Taken aback by yet another reminder that her life had changed, she said, “Thank you, but I still think of myself as an ordinary citizen who obeys the law. I don’t recognize that man.”
“If you think that fracas threatened your safety, will you be willing to give us a deposition?”
“Of course, but could we do that day after tomorrow? I have an appointment at one o’clock today, and I hope I have one tomorrow at about this time.”
“Sure,” he said. “Whenever it’s convenient for you. We’ll be in touch.”
She rushed back to her apartment, changed into a red woolen dress that had its own jacket, found some black accessories, and tried to slow down her heartbeat while she applied a small amount of makeup.

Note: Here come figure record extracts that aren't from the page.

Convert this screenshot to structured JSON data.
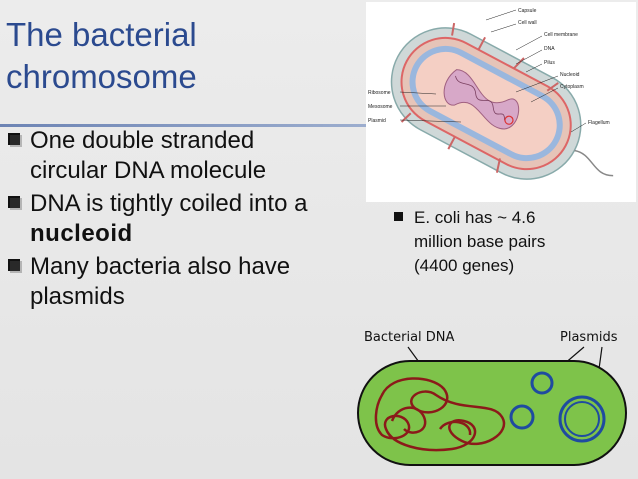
{
  "slide": {
    "title_line1": "The bacterial",
    "title_line2": "chromosome",
    "bullets": [
      {
        "lines": [
          "One double stranded",
          "circular DNA molecule"
        ]
      },
      {
        "line1": "DNA is tightly coiled into a",
        "bold": "nucleoid"
      },
      {
        "lines": [
          "Many bacteria also have",
          "plasmids"
        ]
      }
    ],
    "side_bullet": [
      "E. coli has ~ 4.6",
      "million base pairs",
      "(4400 genes)"
    ]
  },
  "cell_diagram": {
    "labels": [
      "Capsule",
      "Cell wall",
      "Cell membrane",
      "DNA",
      "Pilus",
      "Nucleoid",
      "Cytoplasm",
      "Flagellum",
      "Ribosome",
      "Mesosome",
      "Plasmid"
    ]
  },
  "dna_diagram": {
    "label_left": "Bacterial DNA",
    "label_right": "Plasmids"
  },
  "colors": {
    "title": "#2b4a8f",
    "bullet_mark": "#111111",
    "cell_fill": "#7ec34a",
    "dna": "#8b1a1a",
    "plasmid": "#1f4ba0"
  }
}
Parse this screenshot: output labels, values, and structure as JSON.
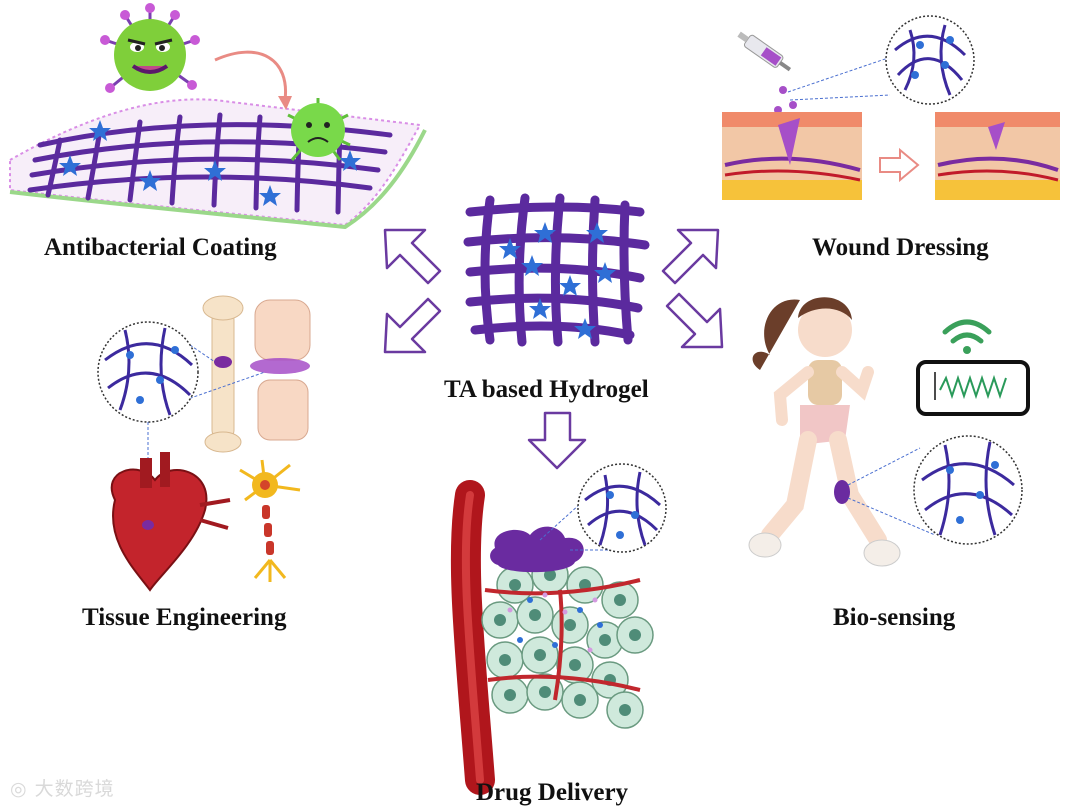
{
  "center": {
    "title": "TA based Hydrogel"
  },
  "applications": {
    "antibacterial": "Antibacterial Coating",
    "wound": "Wound Dressing",
    "tissue": "Tissue Engineering",
    "biosensing": "Bio-sensing",
    "drug": "Drug Delivery"
  },
  "watermark": "大数跨境",
  "colors": {
    "network": "#5b2a9e",
    "star": "#2f6fd6",
    "arrow": "#6a3aa0",
    "virus": "#7fcf3a",
    "skin": "#f2c7a6",
    "vessel": "#b0161c",
    "cell": "#cfe9dc"
  }
}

The doorman rang her buzzer at exactly one o’clock and, without giving thought to inviting Brock to come to her apartment, she put on her gloves and coat, walked out of her apartment, and locked the door. He waited for her at the elevator and, when she stepped out, he opened his arms and she walked into them.
He chose a small restaurant that served good food and sat beside her rather than facing her. “How about going to Washington with me weekend after next?” he asked her as they ate lunch.
Her spoon clattered against the dish that held her lemon parfait. “You want me to go with you to see Mrs. Stanton? You’re kidding. I’m her aide, her servant. I can’t do that.”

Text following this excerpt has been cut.